November 13, 2007
Devil Found in the Details- Gateway is the Wrong Way
Livable Region Coalition Examines Gateway Environmental Assessment Documents
For Immediate Release
November 13, 2007
Vancouver- The Livable Region Coalition has released its findings on the Gateway Program documents submitted to the Environmental Assessment Office and the picture looks bleak. Riddled with low-balled estimates, over-looked, ignored and contradictory information, as well as straw man arguments, the Gateway application has undermined the entire EA process. It is clear that the expansion of Highway 1 and the twinning of the Port Mann Bridge is driven by a communications strategy,
not by sound science and will set Metro Vancouver into a continued pattern of automobile dependence and urban sprawl at a
time when we need to retool our region to cope with climate change and peak oil.
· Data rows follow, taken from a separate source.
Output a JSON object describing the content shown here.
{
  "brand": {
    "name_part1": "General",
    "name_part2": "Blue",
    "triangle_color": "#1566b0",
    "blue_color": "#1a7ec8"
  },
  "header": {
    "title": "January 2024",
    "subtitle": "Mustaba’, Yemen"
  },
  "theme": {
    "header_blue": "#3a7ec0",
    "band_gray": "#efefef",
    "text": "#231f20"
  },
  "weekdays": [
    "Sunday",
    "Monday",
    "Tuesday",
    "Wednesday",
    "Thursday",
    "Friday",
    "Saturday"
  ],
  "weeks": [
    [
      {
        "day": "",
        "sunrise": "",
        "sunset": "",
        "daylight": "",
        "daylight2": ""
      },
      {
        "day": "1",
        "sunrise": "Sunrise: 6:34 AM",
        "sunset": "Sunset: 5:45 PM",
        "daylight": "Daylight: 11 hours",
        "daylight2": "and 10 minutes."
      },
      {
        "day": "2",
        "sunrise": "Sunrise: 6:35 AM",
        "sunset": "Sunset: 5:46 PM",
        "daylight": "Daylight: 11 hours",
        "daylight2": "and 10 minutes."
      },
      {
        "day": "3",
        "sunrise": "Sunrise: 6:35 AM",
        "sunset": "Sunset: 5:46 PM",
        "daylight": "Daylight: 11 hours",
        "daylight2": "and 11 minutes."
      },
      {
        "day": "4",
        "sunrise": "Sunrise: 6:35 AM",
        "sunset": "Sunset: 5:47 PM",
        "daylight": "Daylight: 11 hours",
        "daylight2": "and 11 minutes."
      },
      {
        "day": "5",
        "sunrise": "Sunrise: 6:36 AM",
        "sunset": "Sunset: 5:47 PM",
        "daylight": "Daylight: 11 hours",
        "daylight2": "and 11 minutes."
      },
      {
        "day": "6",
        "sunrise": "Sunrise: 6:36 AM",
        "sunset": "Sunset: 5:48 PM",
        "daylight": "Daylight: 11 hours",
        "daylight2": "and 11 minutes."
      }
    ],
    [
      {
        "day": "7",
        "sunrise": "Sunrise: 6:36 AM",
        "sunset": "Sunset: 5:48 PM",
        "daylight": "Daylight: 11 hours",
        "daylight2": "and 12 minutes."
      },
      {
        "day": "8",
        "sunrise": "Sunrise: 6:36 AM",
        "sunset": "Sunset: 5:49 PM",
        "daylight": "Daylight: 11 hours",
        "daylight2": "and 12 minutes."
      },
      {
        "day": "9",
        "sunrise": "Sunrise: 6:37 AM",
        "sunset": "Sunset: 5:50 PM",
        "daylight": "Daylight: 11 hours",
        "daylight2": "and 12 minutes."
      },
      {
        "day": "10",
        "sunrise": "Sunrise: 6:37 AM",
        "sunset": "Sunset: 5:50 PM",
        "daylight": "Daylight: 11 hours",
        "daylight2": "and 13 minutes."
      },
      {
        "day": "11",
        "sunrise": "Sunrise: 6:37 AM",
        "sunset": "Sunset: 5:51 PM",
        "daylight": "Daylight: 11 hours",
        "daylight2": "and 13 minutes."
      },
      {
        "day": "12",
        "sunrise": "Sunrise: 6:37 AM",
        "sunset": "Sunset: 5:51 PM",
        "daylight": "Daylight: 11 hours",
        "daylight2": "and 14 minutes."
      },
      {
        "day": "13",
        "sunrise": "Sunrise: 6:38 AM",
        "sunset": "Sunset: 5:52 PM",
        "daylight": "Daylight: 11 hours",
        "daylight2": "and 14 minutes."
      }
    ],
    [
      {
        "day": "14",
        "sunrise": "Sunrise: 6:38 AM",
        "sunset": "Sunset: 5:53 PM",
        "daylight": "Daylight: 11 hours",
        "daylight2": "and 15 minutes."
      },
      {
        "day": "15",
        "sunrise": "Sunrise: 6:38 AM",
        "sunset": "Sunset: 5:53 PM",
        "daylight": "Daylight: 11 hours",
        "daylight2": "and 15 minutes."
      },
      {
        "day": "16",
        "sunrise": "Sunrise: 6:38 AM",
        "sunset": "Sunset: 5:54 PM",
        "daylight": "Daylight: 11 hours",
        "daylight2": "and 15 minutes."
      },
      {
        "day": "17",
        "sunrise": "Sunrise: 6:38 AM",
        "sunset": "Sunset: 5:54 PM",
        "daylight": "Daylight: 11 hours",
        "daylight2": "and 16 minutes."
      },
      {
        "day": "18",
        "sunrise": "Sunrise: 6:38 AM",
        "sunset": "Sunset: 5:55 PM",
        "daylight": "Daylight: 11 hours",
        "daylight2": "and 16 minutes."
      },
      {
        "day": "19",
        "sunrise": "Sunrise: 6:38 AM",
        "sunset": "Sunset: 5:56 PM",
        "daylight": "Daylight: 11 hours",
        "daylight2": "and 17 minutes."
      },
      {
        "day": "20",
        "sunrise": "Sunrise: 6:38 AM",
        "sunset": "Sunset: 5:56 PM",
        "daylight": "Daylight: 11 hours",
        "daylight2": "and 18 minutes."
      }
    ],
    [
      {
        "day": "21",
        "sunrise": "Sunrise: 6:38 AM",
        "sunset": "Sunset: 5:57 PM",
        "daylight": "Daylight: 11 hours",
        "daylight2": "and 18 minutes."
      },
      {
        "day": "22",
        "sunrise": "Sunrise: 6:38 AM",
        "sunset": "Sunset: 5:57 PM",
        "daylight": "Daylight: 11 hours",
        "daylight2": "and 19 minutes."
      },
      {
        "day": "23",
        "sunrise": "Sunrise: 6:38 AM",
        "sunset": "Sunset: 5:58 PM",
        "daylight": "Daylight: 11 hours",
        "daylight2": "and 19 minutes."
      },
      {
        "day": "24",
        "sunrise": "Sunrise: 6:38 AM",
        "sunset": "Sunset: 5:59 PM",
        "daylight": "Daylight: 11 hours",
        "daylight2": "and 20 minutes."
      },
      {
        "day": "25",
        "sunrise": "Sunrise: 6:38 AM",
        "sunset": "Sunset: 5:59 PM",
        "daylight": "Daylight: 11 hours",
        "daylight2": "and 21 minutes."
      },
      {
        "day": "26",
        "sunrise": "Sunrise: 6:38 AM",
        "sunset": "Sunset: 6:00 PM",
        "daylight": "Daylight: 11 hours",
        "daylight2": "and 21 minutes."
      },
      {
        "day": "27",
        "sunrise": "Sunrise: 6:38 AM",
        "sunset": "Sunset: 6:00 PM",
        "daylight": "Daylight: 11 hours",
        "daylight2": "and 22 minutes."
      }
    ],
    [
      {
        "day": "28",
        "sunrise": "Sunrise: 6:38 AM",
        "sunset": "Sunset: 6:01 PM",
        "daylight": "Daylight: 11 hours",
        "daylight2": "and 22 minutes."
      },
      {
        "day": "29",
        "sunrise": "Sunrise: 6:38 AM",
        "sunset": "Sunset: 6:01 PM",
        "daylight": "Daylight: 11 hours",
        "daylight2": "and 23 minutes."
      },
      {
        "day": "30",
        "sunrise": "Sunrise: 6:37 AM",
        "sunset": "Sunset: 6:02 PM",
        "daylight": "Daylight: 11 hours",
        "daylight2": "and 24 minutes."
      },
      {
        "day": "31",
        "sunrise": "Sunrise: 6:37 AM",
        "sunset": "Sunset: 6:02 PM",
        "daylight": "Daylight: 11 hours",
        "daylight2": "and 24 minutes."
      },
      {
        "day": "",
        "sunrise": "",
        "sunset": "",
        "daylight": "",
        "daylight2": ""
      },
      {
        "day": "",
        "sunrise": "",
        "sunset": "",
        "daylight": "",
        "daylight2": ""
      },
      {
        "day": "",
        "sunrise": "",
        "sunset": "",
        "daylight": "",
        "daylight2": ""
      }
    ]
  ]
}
“The Precautionary Principle suggests that a responsible Environment Assessment must consider all realistic scenarios - the good the bad and the ugly,” said Michael Mortensen, Urban Planner and LRC member. “Despite protests from Metro Vancouver that the Highway is not consistent with the LRSP, the Province has held firm on the assumption that their freeway
will not exacerbate sprawl and increase car dependency. This is simply not believable.”
The Gateway Program has yet to provide any evidence to show where freeway expansion has worked to solve traffic congestion and to keep sprawl in check yet promises publicly that this time it will be different.
"The cost benefit analysis would not be acceptable as a term paper from a first year student, let alone justify the expenditure of billions of dollars of public funds," said Stephen Rees, former Program Manager with TransLink.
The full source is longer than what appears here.